Transform the dresser back into clothes storage and a display for select meaningful objects, rather than a catch all for coins and other clutter. Reinstate the chair as a reading nook/conversation corner rather than a clothes horse, and quit using the bedside drawers as miscellaneous storage for homeless things. Re-purpose them as storage for tissues, medications, a book, a journal, or anything else you may use in your bedroom.
It’s worth mentioning that none of the above tips will work long-term without adopting good habits.
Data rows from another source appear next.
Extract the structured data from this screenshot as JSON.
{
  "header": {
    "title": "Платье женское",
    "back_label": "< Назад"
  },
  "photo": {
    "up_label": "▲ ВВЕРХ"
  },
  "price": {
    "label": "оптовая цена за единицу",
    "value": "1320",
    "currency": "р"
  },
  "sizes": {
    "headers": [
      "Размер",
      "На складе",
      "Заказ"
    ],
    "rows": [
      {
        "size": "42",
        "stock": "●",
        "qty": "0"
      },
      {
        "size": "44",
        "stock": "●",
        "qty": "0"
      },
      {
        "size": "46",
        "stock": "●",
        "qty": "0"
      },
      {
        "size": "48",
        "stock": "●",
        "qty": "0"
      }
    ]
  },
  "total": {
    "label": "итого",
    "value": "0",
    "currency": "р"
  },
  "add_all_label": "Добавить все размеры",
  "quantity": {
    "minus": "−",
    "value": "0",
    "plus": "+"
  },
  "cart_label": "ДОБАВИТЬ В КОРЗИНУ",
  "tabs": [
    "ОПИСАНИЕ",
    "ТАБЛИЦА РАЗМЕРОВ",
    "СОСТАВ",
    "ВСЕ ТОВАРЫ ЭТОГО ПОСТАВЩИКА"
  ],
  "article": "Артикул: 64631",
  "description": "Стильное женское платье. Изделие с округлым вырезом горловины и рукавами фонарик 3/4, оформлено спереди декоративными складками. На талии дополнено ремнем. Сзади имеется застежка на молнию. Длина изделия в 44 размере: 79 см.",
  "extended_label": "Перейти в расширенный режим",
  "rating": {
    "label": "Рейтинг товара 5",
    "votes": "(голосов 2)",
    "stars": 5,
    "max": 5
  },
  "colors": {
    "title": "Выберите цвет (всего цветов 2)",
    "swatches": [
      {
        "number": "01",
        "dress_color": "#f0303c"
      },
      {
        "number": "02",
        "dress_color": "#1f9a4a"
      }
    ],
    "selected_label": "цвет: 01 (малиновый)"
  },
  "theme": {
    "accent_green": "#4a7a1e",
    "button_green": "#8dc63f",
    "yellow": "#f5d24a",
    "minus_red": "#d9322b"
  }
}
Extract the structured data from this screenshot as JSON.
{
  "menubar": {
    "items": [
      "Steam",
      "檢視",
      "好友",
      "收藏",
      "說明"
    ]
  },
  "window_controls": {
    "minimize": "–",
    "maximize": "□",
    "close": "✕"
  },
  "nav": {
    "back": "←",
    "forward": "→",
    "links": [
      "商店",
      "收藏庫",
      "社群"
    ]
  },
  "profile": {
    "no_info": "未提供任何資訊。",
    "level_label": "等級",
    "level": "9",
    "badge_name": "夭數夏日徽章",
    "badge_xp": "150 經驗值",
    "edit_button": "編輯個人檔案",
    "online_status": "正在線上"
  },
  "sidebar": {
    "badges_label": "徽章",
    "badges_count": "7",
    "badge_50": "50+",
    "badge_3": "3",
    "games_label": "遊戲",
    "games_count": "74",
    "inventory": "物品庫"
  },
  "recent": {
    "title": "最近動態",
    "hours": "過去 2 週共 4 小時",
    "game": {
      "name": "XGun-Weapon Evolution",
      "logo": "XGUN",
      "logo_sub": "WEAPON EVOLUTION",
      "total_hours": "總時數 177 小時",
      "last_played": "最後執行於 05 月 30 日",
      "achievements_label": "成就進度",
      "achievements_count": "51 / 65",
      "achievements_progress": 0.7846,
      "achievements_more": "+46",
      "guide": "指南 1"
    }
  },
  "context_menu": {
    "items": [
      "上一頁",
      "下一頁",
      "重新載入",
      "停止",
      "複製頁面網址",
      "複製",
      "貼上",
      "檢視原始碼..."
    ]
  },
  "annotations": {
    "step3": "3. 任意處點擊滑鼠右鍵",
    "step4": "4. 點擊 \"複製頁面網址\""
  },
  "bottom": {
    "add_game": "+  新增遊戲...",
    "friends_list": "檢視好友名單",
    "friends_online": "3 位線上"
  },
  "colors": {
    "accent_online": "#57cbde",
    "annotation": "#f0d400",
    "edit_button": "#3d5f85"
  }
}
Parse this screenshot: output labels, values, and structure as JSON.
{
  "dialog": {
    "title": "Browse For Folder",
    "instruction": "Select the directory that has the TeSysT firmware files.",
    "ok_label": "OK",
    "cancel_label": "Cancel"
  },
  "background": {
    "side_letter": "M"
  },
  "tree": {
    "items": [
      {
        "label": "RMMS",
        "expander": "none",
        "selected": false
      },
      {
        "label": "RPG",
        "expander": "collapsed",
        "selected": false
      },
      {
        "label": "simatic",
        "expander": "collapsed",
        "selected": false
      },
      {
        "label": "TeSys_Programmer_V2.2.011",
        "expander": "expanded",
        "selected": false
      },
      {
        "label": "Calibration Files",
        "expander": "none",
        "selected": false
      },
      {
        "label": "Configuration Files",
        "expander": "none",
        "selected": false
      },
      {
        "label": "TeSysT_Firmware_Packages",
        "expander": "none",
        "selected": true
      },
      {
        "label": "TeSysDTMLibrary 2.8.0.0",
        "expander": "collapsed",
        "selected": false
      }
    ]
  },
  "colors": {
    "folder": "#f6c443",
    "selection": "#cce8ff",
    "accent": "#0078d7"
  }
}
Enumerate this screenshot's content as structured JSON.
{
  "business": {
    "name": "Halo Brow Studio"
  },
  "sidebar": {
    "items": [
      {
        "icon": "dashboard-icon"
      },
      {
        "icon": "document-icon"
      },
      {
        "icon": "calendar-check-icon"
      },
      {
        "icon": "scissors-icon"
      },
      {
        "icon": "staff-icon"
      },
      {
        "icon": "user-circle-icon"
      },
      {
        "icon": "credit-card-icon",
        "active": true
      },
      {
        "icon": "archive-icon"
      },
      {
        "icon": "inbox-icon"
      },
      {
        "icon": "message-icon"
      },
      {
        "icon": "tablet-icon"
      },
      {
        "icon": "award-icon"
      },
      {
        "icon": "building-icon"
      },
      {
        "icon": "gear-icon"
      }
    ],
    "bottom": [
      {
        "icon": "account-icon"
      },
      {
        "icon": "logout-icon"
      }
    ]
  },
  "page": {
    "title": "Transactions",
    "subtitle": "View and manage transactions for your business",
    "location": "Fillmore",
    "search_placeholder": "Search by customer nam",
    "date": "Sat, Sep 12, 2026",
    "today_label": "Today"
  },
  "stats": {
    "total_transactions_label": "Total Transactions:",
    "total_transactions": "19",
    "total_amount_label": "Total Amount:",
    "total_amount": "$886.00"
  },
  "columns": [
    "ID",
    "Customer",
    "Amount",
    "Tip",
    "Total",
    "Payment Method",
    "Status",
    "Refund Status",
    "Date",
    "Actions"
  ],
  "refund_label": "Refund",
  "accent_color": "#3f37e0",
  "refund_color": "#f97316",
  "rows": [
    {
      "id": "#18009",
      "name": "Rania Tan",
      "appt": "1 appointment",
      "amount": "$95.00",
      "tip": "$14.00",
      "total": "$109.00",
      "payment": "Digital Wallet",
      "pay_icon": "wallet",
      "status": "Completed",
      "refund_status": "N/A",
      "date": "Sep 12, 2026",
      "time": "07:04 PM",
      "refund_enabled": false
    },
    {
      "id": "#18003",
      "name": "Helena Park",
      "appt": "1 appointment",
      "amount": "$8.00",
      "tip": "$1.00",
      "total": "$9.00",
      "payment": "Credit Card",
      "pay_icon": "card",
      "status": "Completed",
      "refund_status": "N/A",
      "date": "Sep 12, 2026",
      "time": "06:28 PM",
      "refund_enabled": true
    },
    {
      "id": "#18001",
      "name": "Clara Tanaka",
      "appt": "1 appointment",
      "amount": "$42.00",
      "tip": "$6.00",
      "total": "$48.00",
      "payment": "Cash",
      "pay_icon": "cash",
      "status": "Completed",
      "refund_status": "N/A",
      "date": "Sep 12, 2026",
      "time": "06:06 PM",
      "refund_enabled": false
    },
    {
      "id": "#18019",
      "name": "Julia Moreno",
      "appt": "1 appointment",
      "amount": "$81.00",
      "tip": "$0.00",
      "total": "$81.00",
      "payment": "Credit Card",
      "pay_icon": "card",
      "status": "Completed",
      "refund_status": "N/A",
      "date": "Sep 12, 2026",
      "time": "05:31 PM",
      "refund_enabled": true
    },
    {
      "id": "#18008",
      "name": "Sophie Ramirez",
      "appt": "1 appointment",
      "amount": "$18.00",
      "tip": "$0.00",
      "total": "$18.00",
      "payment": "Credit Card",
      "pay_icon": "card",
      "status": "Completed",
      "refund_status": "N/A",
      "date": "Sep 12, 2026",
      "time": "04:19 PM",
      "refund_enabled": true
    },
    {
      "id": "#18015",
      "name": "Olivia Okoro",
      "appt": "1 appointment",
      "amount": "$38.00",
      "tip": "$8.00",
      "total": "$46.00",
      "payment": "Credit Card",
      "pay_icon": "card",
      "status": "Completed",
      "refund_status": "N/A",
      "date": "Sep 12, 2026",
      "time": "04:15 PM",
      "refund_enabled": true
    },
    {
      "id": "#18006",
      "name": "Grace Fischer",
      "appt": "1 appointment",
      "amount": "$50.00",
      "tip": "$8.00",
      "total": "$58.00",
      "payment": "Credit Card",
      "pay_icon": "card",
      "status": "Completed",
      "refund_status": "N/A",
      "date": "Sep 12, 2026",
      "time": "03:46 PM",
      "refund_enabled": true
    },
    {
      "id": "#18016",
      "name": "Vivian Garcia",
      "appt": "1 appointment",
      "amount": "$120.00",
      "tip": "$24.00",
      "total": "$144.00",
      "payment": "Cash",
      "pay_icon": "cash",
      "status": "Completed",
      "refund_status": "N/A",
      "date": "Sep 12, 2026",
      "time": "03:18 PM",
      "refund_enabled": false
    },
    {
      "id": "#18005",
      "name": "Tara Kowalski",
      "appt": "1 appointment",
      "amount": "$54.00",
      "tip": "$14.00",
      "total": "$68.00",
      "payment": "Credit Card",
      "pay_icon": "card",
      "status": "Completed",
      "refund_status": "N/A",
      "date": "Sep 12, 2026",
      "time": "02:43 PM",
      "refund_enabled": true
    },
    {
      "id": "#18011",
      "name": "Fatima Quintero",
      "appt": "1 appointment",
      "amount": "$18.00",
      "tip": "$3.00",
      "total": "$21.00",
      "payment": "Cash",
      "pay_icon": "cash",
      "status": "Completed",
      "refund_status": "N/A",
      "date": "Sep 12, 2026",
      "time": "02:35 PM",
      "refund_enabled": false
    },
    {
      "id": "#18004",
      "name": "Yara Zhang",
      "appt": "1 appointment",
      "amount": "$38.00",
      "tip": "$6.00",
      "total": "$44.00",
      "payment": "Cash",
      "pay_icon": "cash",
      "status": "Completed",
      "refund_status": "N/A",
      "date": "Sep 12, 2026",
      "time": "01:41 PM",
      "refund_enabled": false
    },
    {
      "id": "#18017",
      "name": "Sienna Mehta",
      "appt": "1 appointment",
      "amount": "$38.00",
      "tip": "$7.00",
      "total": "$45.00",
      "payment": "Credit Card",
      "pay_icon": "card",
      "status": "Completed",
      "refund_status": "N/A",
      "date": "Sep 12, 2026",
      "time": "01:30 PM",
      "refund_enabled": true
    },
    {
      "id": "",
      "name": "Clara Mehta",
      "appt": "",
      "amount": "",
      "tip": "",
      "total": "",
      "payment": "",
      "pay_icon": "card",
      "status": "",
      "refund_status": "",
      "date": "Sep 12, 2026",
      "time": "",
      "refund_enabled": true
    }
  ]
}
Re-forming old habits may take some time as your brain will need to rewire the new ones, but the more you do them, the more natural they will become to you.
One habit you should definitely implement is to make your bed every morning so it is always an inviting room to enter, an enticing place to rest, and you achieve something positive to start the day.
Another habit you must adopt if you’re to keep the bedroom clutter-free, is to put stray objects back where they belong as soon as you see them, and have the same expectations for others. Be mindful that anyone sharing the room with you will also take time to form this new habit, especially if they’re used to just leaving things until ‘later’ or ‘tomorrow’.
Put clothes away at the next available opportunity, and remember, paring down your clothes will make this particular task far less daunting. If you have a chair, leave it clear to invite conversation, or create a peaceful reading nook.
Putting things away will become effortless and can take less than a minute if you only keep what is essential for your bedroom.
A few bonus tips that can go a long way to achieving tranquility are to use soft lighting and calming colours, and to use decor sparingly. Too much art or decor can be exhausting on the senses and become a form of visual and physical clutter.
Remember, we want that energy to flow like a river, and your sleep to be peaceful, deep, and refreshing.